ERIC Number: ED254302
Record Type: RIE
Publication Date: 1984-Apr
Reference Count: 0
Meaning and Purposes of Recurrent Interactive Processes in Supplementary Child Rearing.
Klass, Carol Speekmann
A qualitative study was made of the daily experiences of young children and their teachers in a nonprofit day care center. The study's major focus concerned the orientations of four day care teachers toward children's individual and social learning experiences. Key concerns of the study were values, classroom interaction, and social continuity. By viewing children's day-by-day experiences and their teachers' orientations toward individual and social experiences, the investigation provided a conceptual model for understanding whether day care does in fact threaten the continuity of America's values. The research approach primarily followed the interpretive tradition; aspects of the positivist and critical social science perspectives were included. Four dimensions of teacher behavior were found to be salient in the data: teachers' arrangement of environment; their interactions with children; their interactions with each other; and children's action that the teacher allowed and/or encouraged. Analysis of each of these dimensions provided evidence that teachers' actions predominantly emphasized individual learning, even within different social situations. This finding was examined from an historical perspective.
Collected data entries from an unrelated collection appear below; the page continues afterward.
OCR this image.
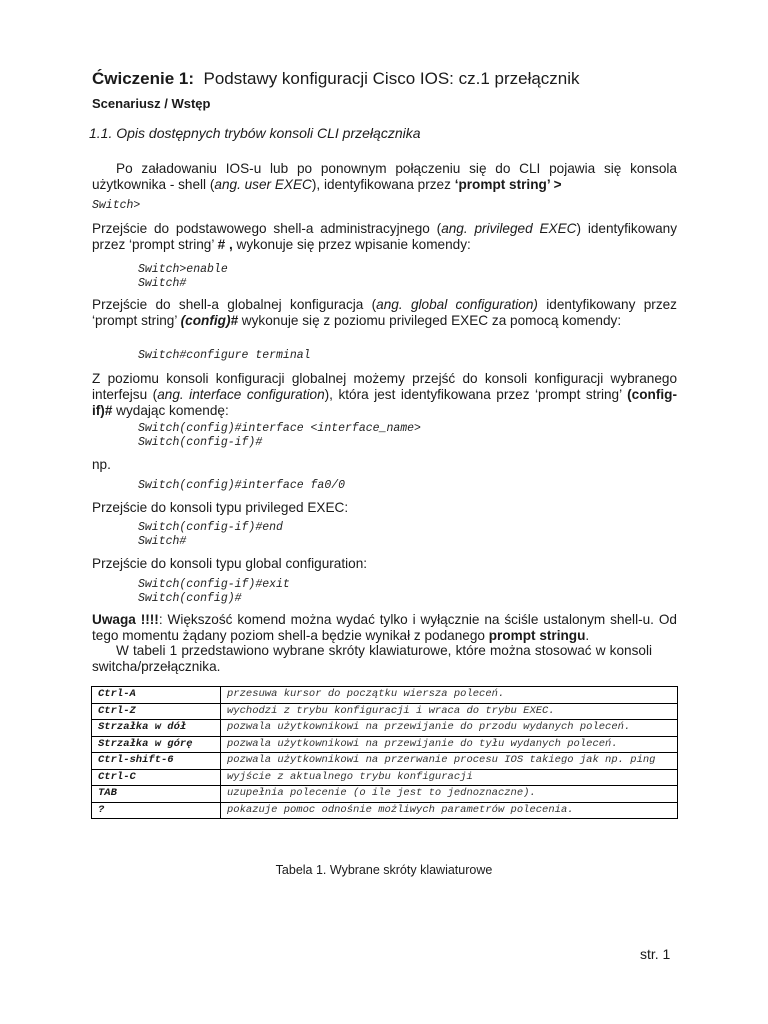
Ćwiczenie 1: Podstawy konfiguracji Cisco IOS: cz.1 przełącznik
Scenariusz / Wstęp
1.1. Opis dostępnych trybów konsoli CLI przełącznika
Po załadowaniu IOS-u lub po ponownym połączeniu się do CLI pojawia się konsola użytkownika - shell (ang. user EXEC), identyfikowana przez ‘prompt string’ >
Switch>
Przejście do podstawowego shell-a administracyjnego (ang. privileged EXEC) identyfikowany przez ‘prompt string’ # , wykonuje się przez wpisanie komendy:
Switch>enable
Switch#
Przejście do shell-a globalnej konfiguracja (ang. global configuration) identyfikowany przez ‘prompt string’ (config)# wykonuje się z poziomu privileged EXEC za pomocą komendy:
Switch#configure terminal
Z poziomu konsoli konfiguracji globalnej możemy przejść do konsoli konfiguracji wybranego interfejsu (ang. interface configuration), która jest identyfikowana przez ‘prompt string’ (config-if)# wydając komendę:
Switch(config)#interface <interface_name>
Switch(config-if)#
np.
Switch(config)#interface fa0/0
Przejście do konsoli typu privileged EXEC:
Switch(config-if)#end
Switch#
Przejście do konsoli typu global configuration:
Switch(config-if)#exit
Switch(config)#
Uwaga !!!!: Większość komend można wydać tylko i wyłącznie na ściśle ustalonym shell-u. Od tego momentu żądany poziom shell-a będzie wynikał z podanego prompt stringu.
W tabeli 1 przedstawiono wybrane skróty klawiaturowe, które można stosować w konsoli switcha/przełącznika.
Ctrl-A	przesuwa kursor do początku wiersza poleceń.
Ctrl-Z	wychodzi z trybu konfiguracji i wraca do trybu EXEC.
Strzałka w dół	pozwala użytkownikowi na przewijanie do przodu wydanych poleceń.
Strzałka w górę	pozwala użytkownikowi na przewijanie do tyłu wydanych poleceń.
Ctrl-shift-6	pozwala użytkownikowi na przerwanie procesu IOS takiego jak np. ping
Ctrl-C	wyjście z aktualnego trybu konfiguracji
TAB	uzupełnia polecenie (o ile jest to jednoznaczne).
?	pokazuje pomoc odnośnie możliwych parametrów polecenia.
Tabela 1. Wybrane skróty klawiaturowe
str. 1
It was concluded that teachers' emphasis on children's individual learning experiences perpetuates America's tradition of individualism. (Contrasts among the basic assumptions of positivist, interpretive, and critical research orientations are illustrated in chart form.) (RH)
Publication Type: Reports - Research; Speeches/Meeting Papers
Education Level: N/A
Authoring Institution: N/A
Identifiers: Critical Theory; Positivism; Qualitative Analysis
Note: Paper presented at the Annual Meeting of the American Educational Research Association (68th, New Orleans, LA, April 23-27, 1984).